Why appointing Andy Coulson was no “mistake”

In one respect the absolutely dreadful economic data (which surely is the final nail in the coffin of austerity as an ‘economic’ policy rather than an explicitly political one) may be quite helpful for the government. The announcement that Andy Coulson, formerly David Cameron’s director of communications, is among those to be prosecuted for his alleged role in phone-hacking at News International poses a few extremely awkward questions for the Prime Minister, who being the forgiving sort, gave Coulson his notorious ‘second chance’ by bringing him into the heart of the government.

Much has been made of the idea that Dave’s decision to hire Coulson brings the PM’s judgement into question. How could he make such a huge mistake? What was he thinking? Why were the warnings he received from the Guardian, amongst others, ignored?

I don’t look at it that way. The decision wasn’t a mistake in the way that I understand it. It wasn’t a foolish act of naiveté or incompetence. It was a quite deliberate selection by a Prime Minister who knew exactly what he was getting, and wanted what he was getting. In fact to suggest that he was a fool is to give Cameron far too much credit. I would suggest that he, along with his ‘genius’ right-hand man Gideon Osborne, was fully aware of Coulson’s record and likely misdemeanours and it didn’t bother him in the slightest. In fact his CV of skulduggery would have made him the ideal candidate for such a role.

The obvious evidence for this claim is the decision by Cameron to quite deliberately not put Coulson through the more rigorous ‘developed vetting’ procedure normally required for people who take jobs with potential access to such sensitive national security information. The process usually throws up any history of being a naughty boy or girl, any criminal past or “politically dubious” activities (from the point of view of the state, obviously). Whatever Tory high command may now claim, by ensuring that Coulson avoided this routine check Cameron was in effect acknowledging that he knew that Coulson had skeletons in his closet and those skeletons must presumably have had a News International logo on them. There was no other reason to avoid it. Cameron must have had some idea what it would throw up.

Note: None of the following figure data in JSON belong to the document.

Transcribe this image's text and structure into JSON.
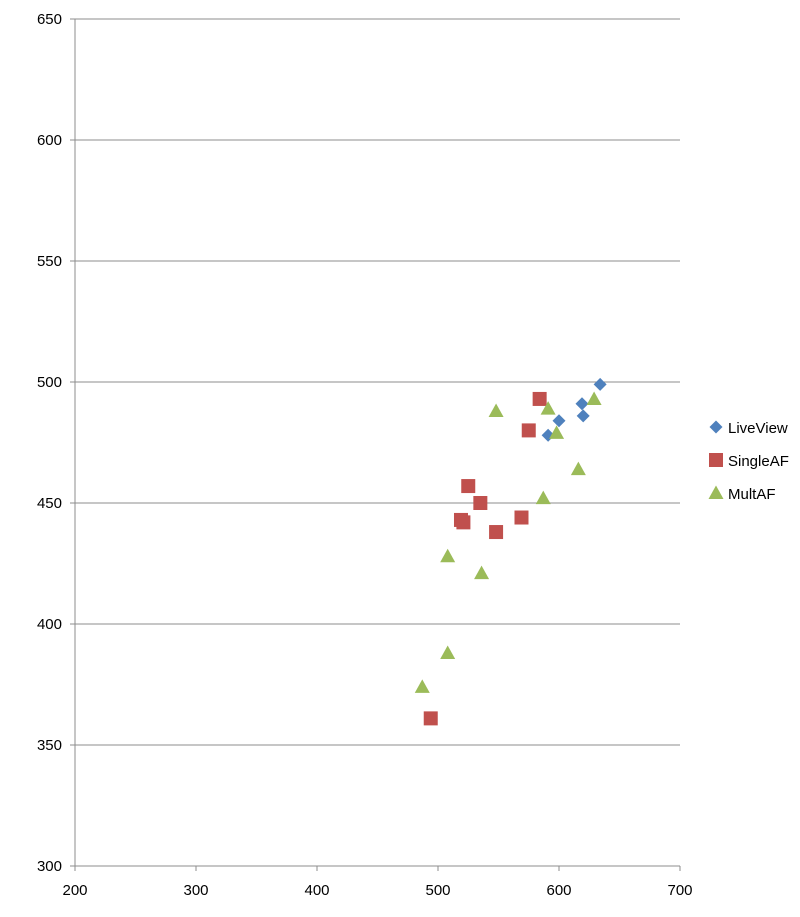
{
  "chart_data": {
    "type": "scatter",
    "title": "",
    "xlabel": "",
    "ylabel": "",
    "xlim": [
      200,
      700
    ],
    "ylim": [
      300,
      650
    ],
    "xticks": [
      200,
      300,
      400,
      500,
      600,
      700
    ],
    "yticks": [
      300,
      350,
      400,
      450,
      500,
      550,
      600,
      650
    ],
    "grid": "horizontal",
    "legend": "right",
    "series": [
      {
        "name": "LiveView",
        "marker": "diamond",
        "color": "#4F81BD",
        "points": [
          [
            591,
            478
          ],
          [
            600,
            484
          ],
          [
            619,
            491
          ],
          [
            620,
            486
          ],
          [
            634,
            499
          ]
        ]
      },
      {
        "name": "SingleAF",
        "marker": "square",
        "color": "#C0504D",
        "points": [
          [
            494,
            361
          ],
          [
            519,
            443
          ],
          [
            521,
            442
          ],
          [
            525,
            457
          ],
          [
            535,
            450
          ],
          [
            548,
            438
          ],
          [
            569,
            444
          ],
          [
            575,
            480
          ],
          [
            584,
            493
          ]
        ]
      },
      {
        "name": "MultAF",
        "marker": "triangle",
        "color": "#9BBB59",
        "points": [
          [
            487,
            374
          ],
          [
            508,
            388
          ],
          [
            508,
            428
          ],
          [
            536,
            421
          ],
          [
            548,
            488
          ],
          [
            587,
            452
          ],
          [
            591,
            489
          ],
          [
            598,
            479
          ],
          [
            616,
            464
          ],
          [
            629,
            493
          ]
        ]
      }
    ]
  }
}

When Cameron appointed Coulson, he knew full well he was appointing a master of the dark arts of media manipulation and negative campaigning, just like Blair knew what he was getting with Campbell and Brown knew what he was getting with Charlie Whelan. That was precisely why he was selected. Coulson’s track record at News International showed exactly the skill-set that a Conservative leader wants from a spin doctor. Men and women willing to hack the voicemails of murdered schoolchildren are perfect for a Tory party unafraid to say or do anything to win power.

Cameron’s subsequent lamentations and hand-wringing about what has been revealed regarding the culture at NI are designed to conceal the real truth, that he didn’t expect Coulson’s previous misdeeds (whether or not the PM knew the exact details of what he had been getting up to are immaterial to be honest) to catch up with him. At the time NI was seen as untouchable and all-powerful, and I’m sure the PM wanted some of that omnipotence to rub off on him in the form of public endorsement by the Murdoch press. Coulson had a specific and key role to play in that regard I’m sure.

Cameron is many things, but innocent or naive he isn’t. You don’t get to be PM or leader of the Tory party without a ruthless streak and willingness to play dirty. Cameron’s statesman-like media image, of someone above the fray of conventional politicking, something he carefully cultivates, just as Blair did, is a mirage. He’s a cynical shit, to put it bluntly. Just like Gideon is. Just like they are in the upper echelons of all the main parties.

Coulson’s appointment was no ‘mistake’. The issue isn’t with Cameron’s ‘judgment’ as such. On its own terms choosing Coulson made perfect sense for a party and a leader who have no discernible moral compass.

Rather, the issue is a debased political culture that makes amoral shysters of Coulson’s ilk supposedly indispensable.